No conozco otras democracias que la española, las demás sólo por referencias; por lo que no puedo hacer una comparativa para catalogar la nuestra con respecto a las más avanzadas. Pero mucho me temo, que si la cotejamos con las centro europeas, saldrá muy mal parada.

 

La democracia española nunca podrá estar a la altura de las consolidadas en el tiempo,  y siempre se debatirá entre estertores y conflictos por una razón tan simple como fundamental: “sus hijos” se reparten entre naturales y bastardos*. Dicho de otra forma para evitar suspicacias, muchos de “esos hijos” no reconocen a su madre; por lo que se desprende de una forma inequívoca, que éstos cuestionarán sus acciones continuamente.

 

Y si además, “el padre” se decanta en sus atenciones por unos o por otros, esa familia, jamás podrá encontrar la armonía y el equilibrio de convivencia, por lo que los conflictos y problemas se darán continuamente.

 

Un país que su Carta Magna sea cuestionada por muchos de sus ciudadanos, y que su interpretación no sea unánime y sin ninguna opción al error; está predestinado al fracaso, cuando no a conflictos beligerantes.

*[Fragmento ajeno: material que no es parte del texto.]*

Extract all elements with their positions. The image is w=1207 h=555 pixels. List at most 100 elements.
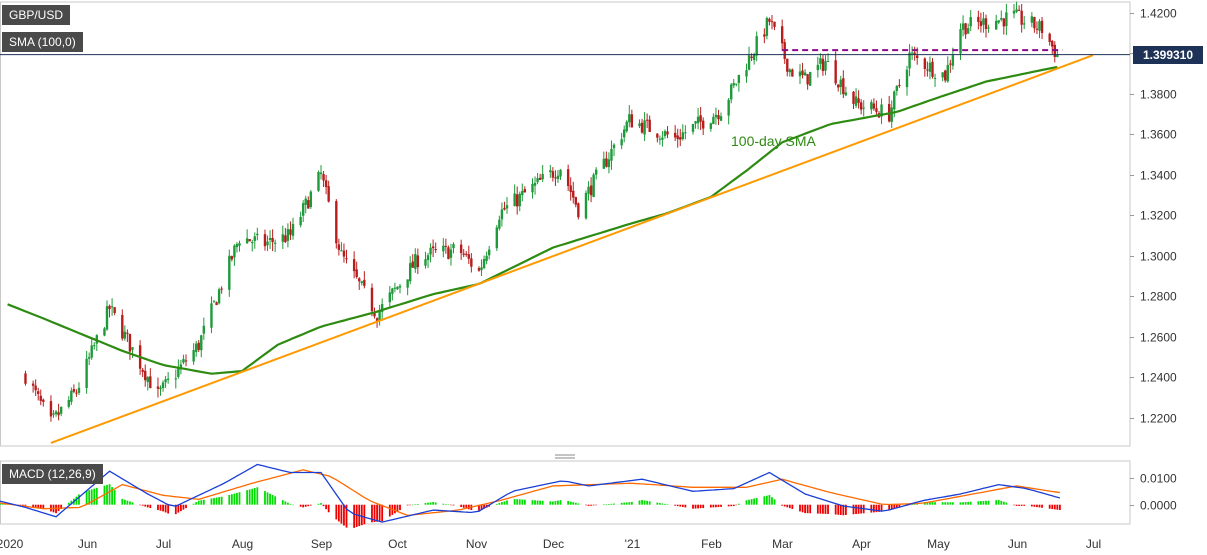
macd-pane-frame — [0, 460, 1131, 525]
candle-up — [500, 209, 504, 220]
candle-down — [1033, 17, 1036, 29]
candle-up — [521, 190, 524, 196]
macd-y-tick-label: 0.0100 — [1140, 472, 1177, 486]
x-tick-label: Feb — [701, 537, 722, 551]
histogram-bar-negative — [788, 504, 791, 509]
candle-down — [57, 412, 60, 416]
histogram-bar-negative — [299, 504, 302, 507]
histogram-bar-negative — [24, 504, 27, 506]
histogram-bar-negative — [585, 504, 587, 506]
candle-up — [730, 84, 733, 100]
histogram-bar-negative — [388, 504, 391, 517]
histogram-bar-negative — [355, 504, 358, 527]
candle-down — [459, 244, 463, 254]
histogram-bar-negative — [595, 504, 598, 506]
candle-up — [602, 158, 606, 169]
x-tick-label: Oct — [388, 537, 407, 551]
histogram-bar-negative — [394, 504, 396, 514]
candle-up — [928, 62, 932, 72]
candle-down — [786, 58, 789, 72]
candle-down — [566, 169, 570, 186]
candle-down — [37, 391, 40, 394]
histogram-bar-negative — [141, 504, 144, 506]
candle-up — [691, 123, 695, 132]
histogram-bar-negative — [139, 504, 142, 506]
histogram-bar-positive — [521, 499, 524, 505]
candle-down — [857, 98, 860, 103]
histogram-bar-negative — [302, 504, 305, 508]
main-pane-frame — [0, 1, 1131, 447]
histogram-bar-positive — [238, 492, 241, 505]
candle-up — [1015, 9, 1018, 12]
candle-up — [732, 83, 735, 86]
histogram-bar-negative — [735, 504, 738, 506]
candle-up — [87, 357, 91, 359]
histogram-bar-negative — [345, 504, 348, 528]
histogram-bar-positive — [236, 492, 238, 505]
histogram-bar-negative — [325, 504, 328, 510]
candle-up — [628, 114, 631, 123]
candle-up — [610, 148, 613, 161]
histogram-bar-positive — [931, 502, 934, 505]
histogram-bar-positive — [88, 490, 91, 505]
overlay-lines — [0, 49, 1130, 523]
histogram-bar-negative — [42, 504, 45, 509]
histogram-bar-positive — [416, 504, 419, 505]
candle-down — [768, 18, 771, 22]
candle-down — [679, 137, 682, 140]
histogram-bar-positive — [549, 501, 552, 505]
histogram-bar-negative — [146, 504, 149, 508]
histogram-bar-negative — [409, 504, 412, 506]
axis-labels: 2020 Jun Jul Aug Sep Oct Nov Dec '21 Feb Mar Apr May… — [0, 7, 1177, 552]
candle-down — [944, 70, 947, 81]
candle-up — [1038, 21, 1041, 31]
candle-down — [763, 34, 766, 37]
candle-up — [146, 377, 149, 383]
histogram-bar-positive — [773, 499, 776, 505]
candle-down — [503, 207, 506, 210]
histogram-bar-positive — [569, 501, 572, 505]
histogram-bar-negative — [822, 504, 824, 514]
candle-up — [317, 172, 320, 191]
candle-down — [834, 60, 837, 84]
histogram-bar-negative — [702, 504, 705, 509]
histogram-bar-positive — [962, 502, 964, 505]
candle-up — [625, 121, 628, 132]
candle-down — [465, 253, 468, 255]
histogram-bar-positive — [427, 502, 429, 505]
candle-up — [90, 345, 93, 358]
candle-up — [299, 216, 302, 226]
candle-up — [424, 259, 427, 266]
histogram-bar-negative — [852, 504, 855, 515]
candle-down — [337, 244, 341, 250]
histogram-bar-positive — [123, 499, 126, 505]
histogram-bar-positive — [982, 500, 985, 505]
candle-up — [217, 289, 221, 304]
candle-up — [273, 242, 277, 244]
histogram-bar-negative — [149, 504, 152, 509]
histogram-bar-positive — [755, 497, 758, 505]
histogram-bar-positive — [95, 487, 98, 505]
histogram-bar-negative — [307, 504, 310, 507]
macd-line — [0, 463, 1061, 523]
histogram-bar-positive — [625, 502, 628, 505]
histogram-bar-negative — [727, 504, 730, 507]
histogram-bar-positive — [202, 499, 205, 505]
histogram-bar-positive — [495, 503, 498, 505]
histogram-bar-positive — [411, 504, 414, 506]
candle-up — [164, 379, 167, 383]
candle-up — [253, 236, 256, 241]
histogram-bar-negative — [587, 504, 590, 506]
histogram-bar-positive — [934, 502, 936, 505]
candle-down — [852, 91, 855, 104]
histogram-bar-negative — [1015, 504, 1018, 506]
candle-down — [34, 385, 37, 391]
histogram-bar-negative — [712, 504, 715, 508]
candle-up — [251, 241, 254, 244]
histogram-bar-positive — [284, 501, 287, 505]
histogram-bar-positive — [995, 500, 998, 505]
histogram-bar-negative — [1038, 504, 1041, 508]
candle-down — [645, 119, 649, 121]
y-tick-label: 1.3200 — [1140, 209, 1177, 223]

Si el cien por cien de una sociedad no está de acuerdo en reconocer a una “madre” como la legítima de todos, esa sociedad-familia está condenada a la digresión.

 

Por eso afirmo, que la democracia española al no estar sustentada por la base indisoluble de la unidad, aunque lo proclame la Constitución, sus hijos bastardos no la reconocerán, estará siempre cuestionada y no reconocida como partida de unión de todos. Y una sociedad en esas condiciones, nunca podrá avanzar en la dirección que todos acepten como la más idónea.

   
 
 * BASTARDO. adj. Que degenera de su origen o naturaleza.